The protestors arrived at the courthouse, where tables with water, snacks, hand sanitizer, masks and voter registration forms awaited them. After settling on the courthouse lawn, the protestors listened to two fellow demonstrators sing renditions of “Glory” by John Legend and “Rise Up” by Andra Day.
Jada Jay, a theater teaching certification junior, sang “Glory” and spoke on why she decided to lend her voice to the march, stating all lives won't matter until Black lives matter.
“When I sing and when I march, I definitely think about Martin Luther King marching. I think about any other Black protest regarding Breonna Taylor or George Floyd," Jay said.
Tiera Johnson, an exercise and sports science senior who sang “Rise Up," viewed her contribution to the protest as a way to rekindle the fervor surrounding the Black Lives Matter movement following the deaths of George Floyd and Breonna Taylor.
“I just think it's smart to use my talent and use my gift to spread a message to people,” Johnson said. “I do think that [the protests] kind of already have died down, but I think it's important that we don't stop. Keep like lifting by voices saying things because that's the only way we're going to get heard.”
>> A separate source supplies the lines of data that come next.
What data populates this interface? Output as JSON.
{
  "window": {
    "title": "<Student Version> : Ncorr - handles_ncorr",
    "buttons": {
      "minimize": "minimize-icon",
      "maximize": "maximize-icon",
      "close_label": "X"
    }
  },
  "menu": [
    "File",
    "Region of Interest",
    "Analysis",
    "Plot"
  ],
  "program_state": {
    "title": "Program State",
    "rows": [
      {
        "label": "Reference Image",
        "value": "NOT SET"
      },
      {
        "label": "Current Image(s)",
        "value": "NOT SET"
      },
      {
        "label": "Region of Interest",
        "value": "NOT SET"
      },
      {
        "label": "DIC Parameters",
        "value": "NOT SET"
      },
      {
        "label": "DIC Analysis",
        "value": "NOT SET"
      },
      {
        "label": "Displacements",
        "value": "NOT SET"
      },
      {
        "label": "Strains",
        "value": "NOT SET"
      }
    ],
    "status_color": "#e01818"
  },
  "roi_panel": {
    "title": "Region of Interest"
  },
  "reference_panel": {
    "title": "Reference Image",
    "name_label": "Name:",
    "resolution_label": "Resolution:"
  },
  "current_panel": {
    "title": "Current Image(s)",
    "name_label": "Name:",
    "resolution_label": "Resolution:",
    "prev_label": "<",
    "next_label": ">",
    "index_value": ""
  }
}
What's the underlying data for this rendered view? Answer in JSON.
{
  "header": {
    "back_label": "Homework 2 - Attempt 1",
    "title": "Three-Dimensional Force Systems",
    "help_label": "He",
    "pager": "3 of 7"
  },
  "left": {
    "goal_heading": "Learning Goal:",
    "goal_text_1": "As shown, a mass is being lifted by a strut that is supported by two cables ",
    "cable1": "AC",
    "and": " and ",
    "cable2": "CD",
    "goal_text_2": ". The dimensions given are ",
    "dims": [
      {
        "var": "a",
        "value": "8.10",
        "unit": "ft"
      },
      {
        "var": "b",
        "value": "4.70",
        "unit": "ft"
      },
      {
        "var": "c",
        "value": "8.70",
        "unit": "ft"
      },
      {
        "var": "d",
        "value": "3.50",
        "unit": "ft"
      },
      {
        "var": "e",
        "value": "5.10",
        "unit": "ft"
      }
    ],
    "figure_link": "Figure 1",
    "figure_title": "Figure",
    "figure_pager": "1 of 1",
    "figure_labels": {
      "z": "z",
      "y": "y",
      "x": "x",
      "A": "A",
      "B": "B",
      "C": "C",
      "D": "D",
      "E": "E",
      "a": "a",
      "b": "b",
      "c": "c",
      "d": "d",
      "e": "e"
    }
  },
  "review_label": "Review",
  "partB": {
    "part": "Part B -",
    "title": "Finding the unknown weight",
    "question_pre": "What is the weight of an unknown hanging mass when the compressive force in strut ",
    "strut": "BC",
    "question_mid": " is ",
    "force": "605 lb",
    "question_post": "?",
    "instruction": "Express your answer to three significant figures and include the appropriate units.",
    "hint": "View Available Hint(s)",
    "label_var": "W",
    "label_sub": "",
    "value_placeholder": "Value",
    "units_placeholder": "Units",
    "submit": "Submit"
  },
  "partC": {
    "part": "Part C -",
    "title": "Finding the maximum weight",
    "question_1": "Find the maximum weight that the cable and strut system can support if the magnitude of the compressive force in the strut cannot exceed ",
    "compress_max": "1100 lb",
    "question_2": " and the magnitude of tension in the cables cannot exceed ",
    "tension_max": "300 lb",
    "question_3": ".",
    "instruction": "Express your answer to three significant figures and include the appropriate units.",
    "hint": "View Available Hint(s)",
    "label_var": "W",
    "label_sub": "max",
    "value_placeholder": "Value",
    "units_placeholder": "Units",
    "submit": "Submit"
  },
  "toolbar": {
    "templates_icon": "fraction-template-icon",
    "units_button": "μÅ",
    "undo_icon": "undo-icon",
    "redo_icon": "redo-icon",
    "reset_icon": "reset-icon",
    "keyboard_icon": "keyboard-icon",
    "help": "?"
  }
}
Quieraney Belvin, a junior and political science major, attended the protest because she believes it is important that Black students be present and set an example for the changes they want to see made.
“A lot of allies think they’re doing good by starting riots and destroying property, but that’s not what Black Lives Matter is about,” Belvin said. “Things like that give us a bad reputation. If you want to be a part of history and change come out and support us, go out and vote, and don’t forget to do your research if you really want to be an ally.”
Jerrod Jackson, a psychology junior, attended the protest for the first time, deciding criticism of police brutality merited action.
“There’s incidents on TV every day. I feel like a Black person gets killed at least once a week somewhere in this country, you don’t have to look very far,” Jackson said. “If I’m gonna sit by and watch it and criticize the police for not doing their job, I have to at least get up and march and voice my opinion.”
Makia Golliday, a Texas State senior, explained that the protests were a call to demand justice and did not come from a place of anger but instead frustration.
“We protest because we are hurt. We protest because we are sad that almost every other day, you hear about a Black person getting killed by the police," Golliday said. “I understand it can be hard to come out and protest, but you have to recognize the privileges that you have. If you’re able to, we need you to come here, because these protests are a call for unity. If we come together, we can overcome anything.”
The march ended with a visit to a Black Lives Matter mural on the side of a building on Guadalupe Street. The demonstrators took a knee for a moment of silence, then took pictures in front of the mural before they returned to the courthouse to listen to a few final words from the organizers before dispersing.